Rep. Handy is an advocate of policies intended to limit pollution. He currently serves as the co-chair of the Utah Legislature's Clean Air Caucus. In 2022, Rep. Handy sponsored HB 109, which would allow medical professionals to list air pollution as a contributing cause of someone's death.

Handy said that "the abundance of inexpensive fossil fuels has powered America to its industrial greatness, the strongest economy the world has ever known." However, he is also concerned with what he sees as the increase in pollution from fossil fuels. He does not consider himself as an "environmentalist", and he opposes government mandates, but he says he supports solutions to help curb pollution through market-driven methods. Rep. Handy supports the expansion of renewable energy sources. In 2019 he sponsored HB411, which he considers as one of the most consequential bills in his career, that "provides cities with mechanisms to establish and achieve a community goal to source net-100% of electric energy from renewable resources by 2030".

Handy praised Senator Mitt Romney for being "a standard-bearer on climate in the GOP".

===Education===

Handy describes himself as pro-school choice. He supports having charter schools and homeschooling as well as public schools. He believes that local school boards should make the decisions on how education money from the state is spent instead of the state legislature. He also said that school curricula decisions "should be guided by school administrators with strong parental input".

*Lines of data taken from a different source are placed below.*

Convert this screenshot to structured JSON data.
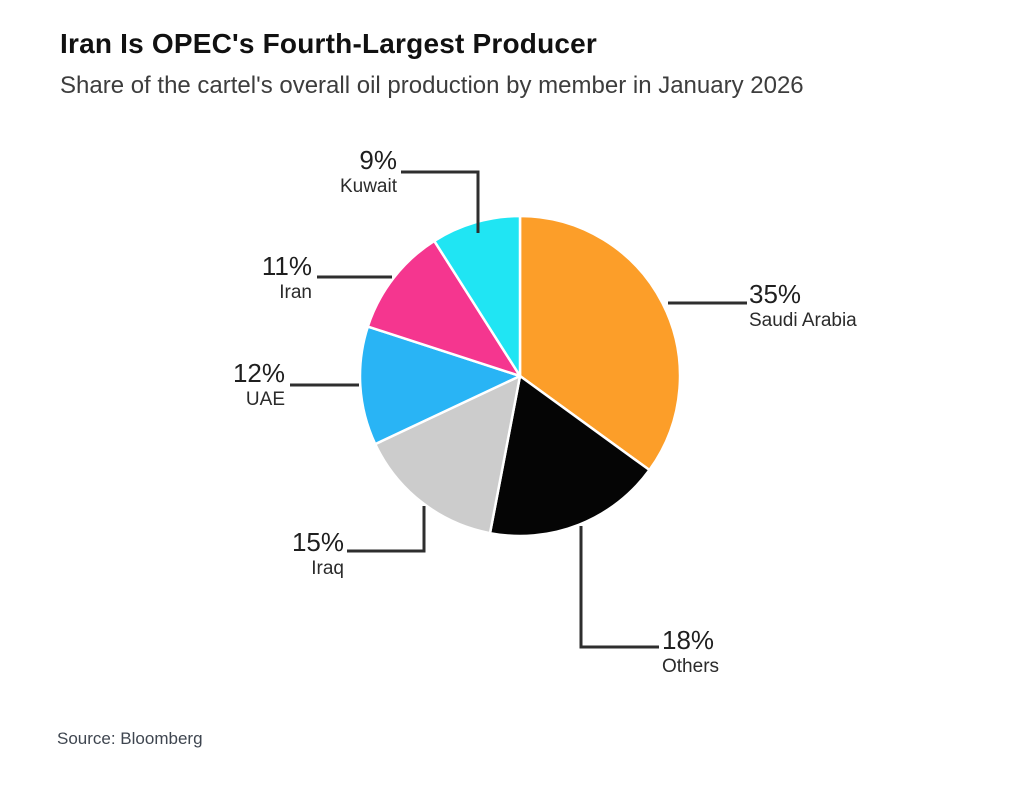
{
  "page": {
    "title": "Iran Is OPEC's Fourth-Largest Producer",
    "subtitle": "Share of the cartel's overall oil production by member in January 2026",
    "source": "Source: Bloomberg"
  },
  "chart_data": {
    "type": "pie",
    "title": "Iran Is OPEC's Fourth-Largest Producer",
    "subtitle": "Share of the cartel's overall oil production by member in January 2026",
    "source": "Source: Bloomberg",
    "unit": "percent",
    "start_angle_deg": 0,
    "direction": "clockwise",
    "legend_position": "callout-labels",
    "slices": [
      {
        "label": "Saudi Arabia",
        "value": 35,
        "display": "35%",
        "color": "#FC9E29"
      },
      {
        "label": "Others",
        "value": 18,
        "display": "18%",
        "color": "#050505"
      },
      {
        "label": "Iraq",
        "value": 15,
        "display": "15%",
        "color": "#CCCCCC"
      },
      {
        "label": "UAE",
        "value": 12,
        "display": "12%",
        "color": "#29B4F5"
      },
      {
        "label": "Iran",
        "value": 11,
        "display": "11%",
        "color": "#F5368F"
      },
      {
        "label": "Kuwait",
        "value": 9,
        "display": "9%",
        "color": "#20E5F3"
      }
    ]
  }
}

===License plate revisions===

In 2021, Handy proposed HB 198, which would have added an additional license plate commemorating Dark Skies. The bill failed to pass the House due to concerns from the body on the bill's impact on the budget, and other issues. In 2022, an amended version of the bill, which included adding the Dark Skies plate as a specialty license plate as opposed to a general license plate, passed the Legislature.

===Gun policy===

In 2019, Handy sponsored HB 209, the Extreme Risk Protection Order, which would allow a person's guns and ammunition to be temporarily confiscated by court order if relatives of the person and police officers have cause to believe the person is a threat to himself and others. It has been characterized as a "red flag law".

==Elections==
- 2014 Handy challenged Democratic Party nominee Douglas Sill and Constitution Party nominee Jeffrey Ostler in the 2014 general election. Handy won with 4,366 votes (66.55%).
- 2012 One of Handy's 2010 challengers returned for the June 26, 2012 Republican primary; Handy won with 1,988 votes (65.3%) and won the three-way November 6, 2012 general election with 8,252 votes (66.8%) against Democratic nominee Douglas Sill and Libertarian candidate Kevin Bryan.
- 2010 Handy had three challengers and was nominated at the Republican convention. Handy was unopposed for the November 2, 2010 general election, winning with 6,629 votes.